An  international team led by astronomer Paul van der Werf (Leiden  University, The Netherlands) has discovered that a black hole in the  young universe is surrounded by a large disk of gas and dust, where  stars form rapidly and which is so dense that light can barely escape  from it. The team made this unexpected discovery during a successful  search for water vapour in a galaxy in the early universe, located at a  distance of 12 billion light-years.

The discovery  was made using the sensitive radio telescopes of IRAM (Institut de  Radioastronomie Millimétrique) at the Plateau de Bure in the French  Alps. These telescopes were used to search for water vapour in a quasar,  a galaxy in the early universe that derives its luminosity from the  growth of a black hole hundreds of millions of times more massive than  our sun.
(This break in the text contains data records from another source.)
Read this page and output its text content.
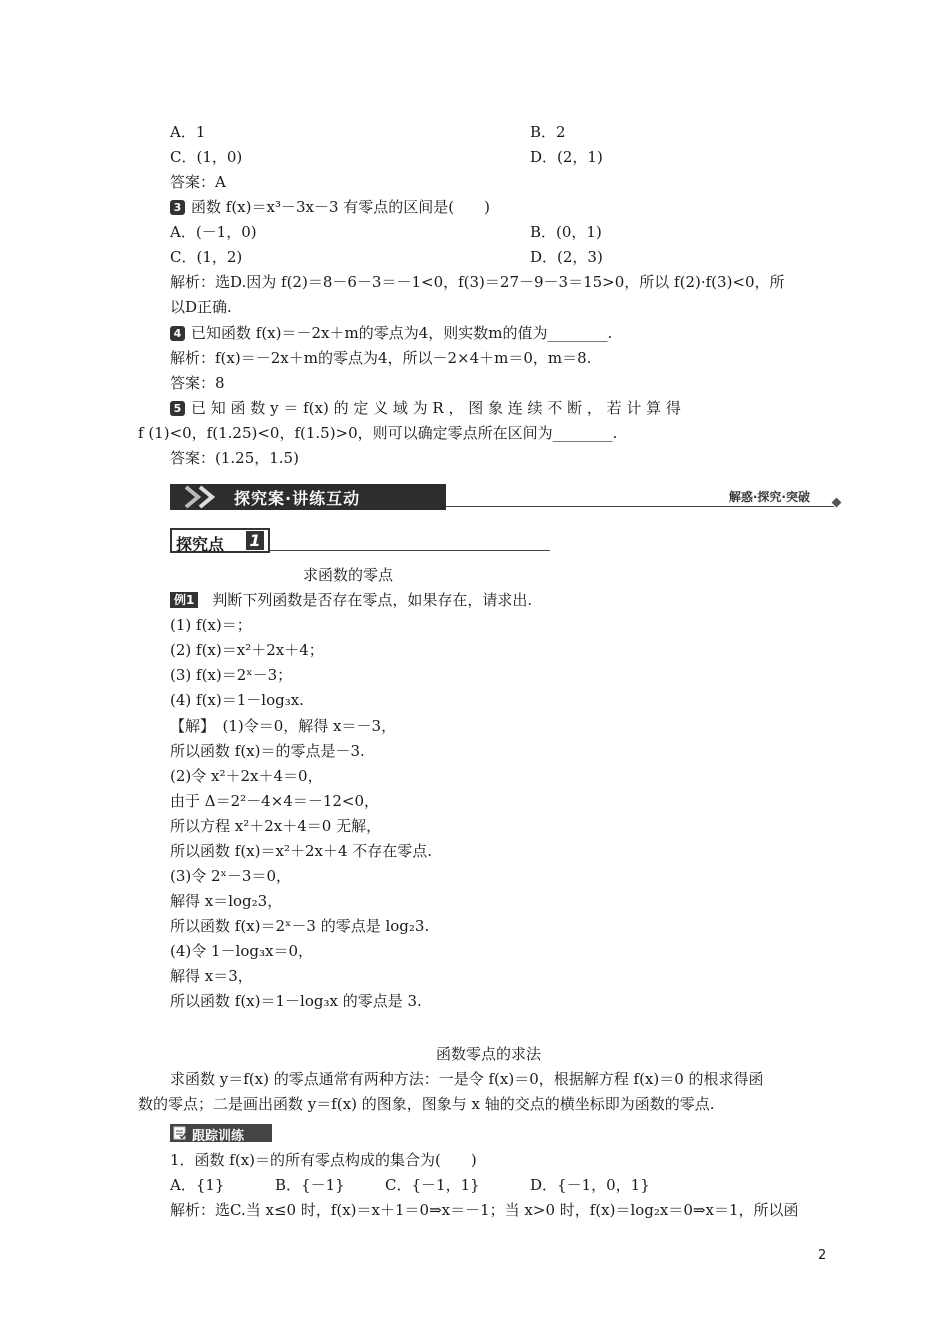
A．1	B．2
C．(1，0)	D．(2，1)
答案：A
3 函数 f(x)＝x³－3x－3 有零点的区间是(　　)
A．(－1，0)	B．(0，1)
C．(1，2)	D．(2，3)
解析：选D.因为 f(2)＝8－6－3＝－1<0，f(3)＝27－9－3＝15>0，所以 f(2)·f(3)<0，所
以D正确.
4 已知函数 f(x)＝－2x＋m的零点为4，则实数m的值为________.
解析：f(x)＝－2x＋m的零点为4，所以－2×4＋m＝0，m＝8.
答案：8
5 已 知 函 数 y ＝ f(x) 的 定 义 域 为 R ， 图 象 连 续 不 断 ， 若 计 算 得
f (1)<0，f(1.25)<0，f(1.5)>0，则可以确定零点所在区间为________.
答案：(1.25，1.5)
探究案·讲练互动	解惑·探究·突破
探究点 1
求函数的零点
例1 判断下列函数是否存在零点，如果存在，请求出.
(1) f(x)＝；
(2) f(x)＝x²＋2x＋4；
(3) f(x)＝2ˣ－3；
(4) f(x)＝1－log₃x.
【解】　(1)令＝0，解得 x＝－3，
所以函数 f(x)＝的零点是－3.
(2)令 x²＋2x＋4＝0，
由于 Δ＝2²－4×4＝－12<0，
所以方程 x²＋2x＋4＝0 无解，
所以函数 f(x)＝x²＋2x＋4 不存在零点.
(3)令 2ˣ－3＝0，
解得 x＝log₂3，
所以函数 f(x)＝2ˣ－3 的零点是 log₂3.
(4)令 1－log₃x＝0，
解得 x＝3，
所以函数 f(x)＝1－log₃x 的零点是 3.
函数零点的求法
求函数 y＝f(x) 的零点通常有两种方法：一是令 f(x)＝0，根据解方程 f(x)＝0 的根求得函
数的零点；二是画出函数 y＝f(x) 的图象，图象与 x 轴的交点的横坐标即为函数的零点.
跟踪训练
1．函数 f(x)＝的所有零点构成的集合为(　　)
A．{1}	B．{－1}	C．{－1，1}	D．{－1，0，1}
解析：选C.当 x≤0 时，f(x)＝x＋1＝0⇒x＝－1；当 x>0 时，f(x)＝log₂x＝0⇒x＝1，所以函
2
Team leader Paul van der Werf says: "Water in cosmic clouds is  normally frozen to ice, but the ice can be evaporated by the strong  radiation of the quasar or of young stars. Therefore we decided to  search for water vapour in this object. It is located so far away that  we are looking back in time, to an era where the universe was only 10%  of its present age. This is one of the first searches ever conducted to  find water in the early universe."

The big  surprise was however not the amount of water vapour found (1000 trillion  times the amount of water on Earth) but the discovery of an opaque disk  in which the water vapour is located and which rapidly forms young  stars. The density of the disk is so high that light barely escapes.  Team member Marco Spaans (University of Groningen, The Netherlands)  explains: "Water molecules are sensitive to infrared radiation, so we  could use the water vapour detected as a cosmic infrared light meter.  With this method we found that essentially all radiation is locked up in  the gas disk surrounding the black hole. This trapped radiation is so  intense that it will build up enormous pressure and eventually blow away  the gas and dust clouds surrounding the black hole."